19.06.2015 / Crônicas
Civilidade até a página 2

Já se vão 20 anos desde que o cineasta Joel Schumacher lançou ‘Um Dia de Fúria’, com Michael Douglas. O nome em português virou expressão. O original, ‘Falling Down’, exprime a decadência de um homem, que em seu limite resolve deixar de lado a boa vontade com tudo que atrapalha seu caminho e que está errado, e sai atirando em geral. Não dá para negar, sem querer incitar a violência, que em alguns dias é preciso uma dose ‘extralarge’ de paciência para poder lidar com tudo o que está fora da ordem, cada vez mais, na rotina do nosso Rio de Janeiro.

Para manter a educação, você respira mil vezes, engole sapos e deixa pra lá. “Ah, deixa pra lá, ele é grosso mesmo!”, ou “Deixa pra lá! Ela é superficial e não vai entender…” Nessa coleção de “deixa pra lá”, o saco da nossa boa vontade vai enchendo e é duro manter a sanidade, o equilíbrio, o savoir-faire (aquela expressão perfeita do francês que define a pessoa que sabe como lidar com qualquer situação sem perder o prumo). Nossa civilidade vai até a página 2.

A ‘sem-noçãozice’ está cada vez mais agravada pela sociedade do egoísmo. Perdeu-se o tato, a ciência de que o seu limite acaba quando começa o do outro, a definição de quem somos no tempo e no espaço. E aí a gente se cala, se fecha, ou sai atirando em geral, o que também não vai resolver. E os problemas começam em pequenas ocorrências, como o motorista de ônibus que não para no ponto, a trocadora que reclama de ter que dar troco, o taxista que quer fazer um caminho em ziguezague para não ficar parado no trânsito, a atendente do restaurante a quilo que, por uma preguiça atroz, pede para marcar os oito cafés da mesa numa comanda só. “Posso?” “Não, não pode. Cada um vai pagar sua própria conta”. Todos estão sempre contando com a sua boa vontade, sem querer ceder um milímetro. “Ah, cede você?!” (charminho). Cedo não…
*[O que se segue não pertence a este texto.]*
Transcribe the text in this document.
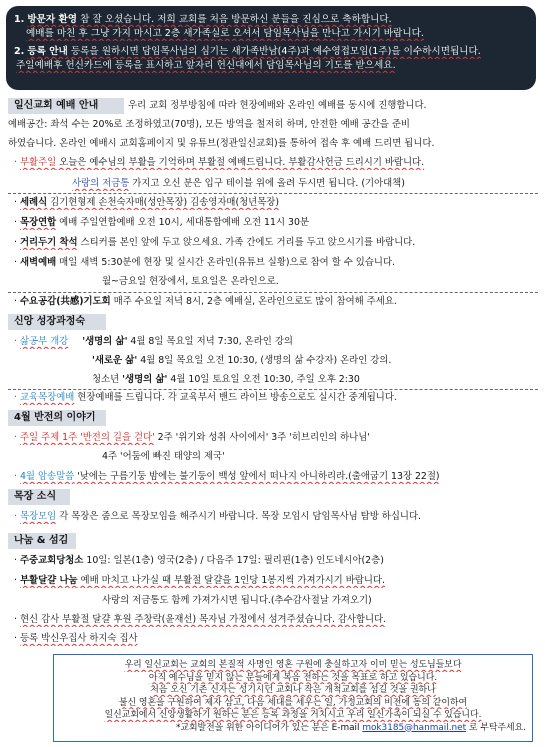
1. 방문자 환영 참 잘 오셨습니다. 저희 교회를 처음 방문하신 분들을 진심으로 축하합니다.
예배를 마친 후 그냥 가지 마시고 2층 새가족실로 오셔서 담임목사님을 만나고 가시기 바랍니다.
2. 등록 안내 등록을 원하시면 담임목사님의 심기는 새가족반남(4주)과 예수영접모임(1주)을 이수하시면됩니다.
주일예배후 헌신카드에 등록을 표시하고 앞자리 헌신대에서 담임목사님의 기도를 받으세요.
일신교회 예배 안내	우리 교회 정부방침에 따라 현장예배와 온라인 예배를 동시에 진행합니다.
예배공간: 좌석 수는 20%로 조정하였고(70명), 모든 방역을 철저히 하며, 안전한 예배 공간을 준비
하였습니다. 온라인 예배시 교회홈페이지 및 유튜브(정관일신교회)를 통하여 접속 후 예배 드리면 됩니다.
· 부활주일 오늘은 예수님의 부활을 기억하며 부활절 예배드립니다. 부활감사헌금 드리시기 바랍니다.
사랑의 저금통 가지고 오신 분은 입구 테이블 위에 올려 두시면 됩니다. (기아대책)
· 세례식 김기현형제 손천숙자매(성안목장) 김송영자매(청년목장)
· 목장연합 예배 주일연합예배 오전 10시, 세대통합예배 오전 11시 30분
· 거리두기 착석 스티커를 본인 앞에 두고 앉으세요. 가족 간에도 거리를 두고 앉으시기를 바랍니다.
· 새벽예배 매일 새벽 5:30분에 현장 및 실시간 온라인(유튜브 실황)으로 참여 할 수 있습니다.
월~금요일 현장에서, 토요일은 온라인으로.
· 수요공감(共感)기도회 매주 수요일 저녁 8시, 2층 예배실, 온라인으로도 많이 참여해 주세요.
신앙 성장과정숙
· 삶공부 개강 '생명의 삶' 4월 8일 목요일 저녁 7:30, 온라인 강의
'새로운 삶' 4월 8일 목요일 오전 10:30, (생명의 삶 수강자) 온라인 강의.
청소년 '생명의 삶' 4월 10일 토요일 오전 10:30, 주일 오후 2:30
· 교육목장예배 현장예배를 드립니다. 각 교육부서 밴드 라이브 방송으로도 실시간 중계됩니다.
4월 반전의 이야기
· 주일 주제 1주 '반전의 길을 걷다' 2주 '위기와 성취 사이에서' 3주 '히브리인의 하나님'
4주 '어둠에 빠진 태양의 제국'
· 4월 암송말씀 '낮에는 구름기둥 밤에는 불기둥이 백성 앞에서 떠나지 아니하리라.(출애굽기 13장 22절)
목장 소식
· 목장모임 각 목장은 줌으로 목장모임을 해주시기 바랍니다. 목장 모임시 담임목사님 탐방 하십니다.
나눔 & 섬김
· 주중교회당청소 10일: 일본(1층) 영국(2층) / 다음주 17일: 필리핀(1층) 인도네시아(2층)
· 부활달걀 나눔 예배 마치고 나가실 때 부활절 달걀을 1인당 1봉지씩 가져가시기 바랍니다.
사랑의 저금통도 함께 가져가시면 됩니다.(추수감사절날 가져오기)
· 현신 감사 부활절 달걀 후원 주창락(윤재선) 목자님 가정에서 섬겨주셨습니다. 감사합니다.
· 등록 박신우집사 하지숙 집사
우리 일신교회는 교회의 본질적 사명인 영혼 구원에 충실하고자 이미 믿는 성도님들보다
아직 예수님을 믿지 않는 분들에게 복음 전하는 것을 목표로 하고 있습니다.
처음 오신 기존 신자는 성기시던 교회나 작은 개척교회를 섬길 것을 권하나
불신 영혼을 구원하여 제자 삼고, 다음 세대를 세우는 일, 가정교회의 비전에 동의 같이하여
일신교회에서 신앙생활하기 원하는 분은 등록 과정을 거치시고 우리 일신가족이 되실 수 있습니다.
*교회발전을 위한 아이디어가 있는 분은 E-mail mok3185@hanmail.net 로 부탁주세요.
Um amigo estava questionando o porquê de qualquer caixa de farmácia, supermercado, banco  nunca estar prestando atenção em você e no serviço que está prestando. Estão sempre, invariavelmente, conversando com o colega do lado, te entregam o produto sem olhar para a sua cara, num total desprezo pelo consumidor que está pagando e pelo que faz. Falta de apreço ímpar. O pedreiro da obra ao lado, além de quebrar a parede por tempo fora do normal, resolve passar a ouvir música-lixo no último volume. Combate-se com música de qualidade alta. “Ei, posso abaixar? Temo estar incomodando os outros vizinhos”. “Não, não pode abaixar. Cansei de ser incomodada”. Só um dia de furiazinha, vai?!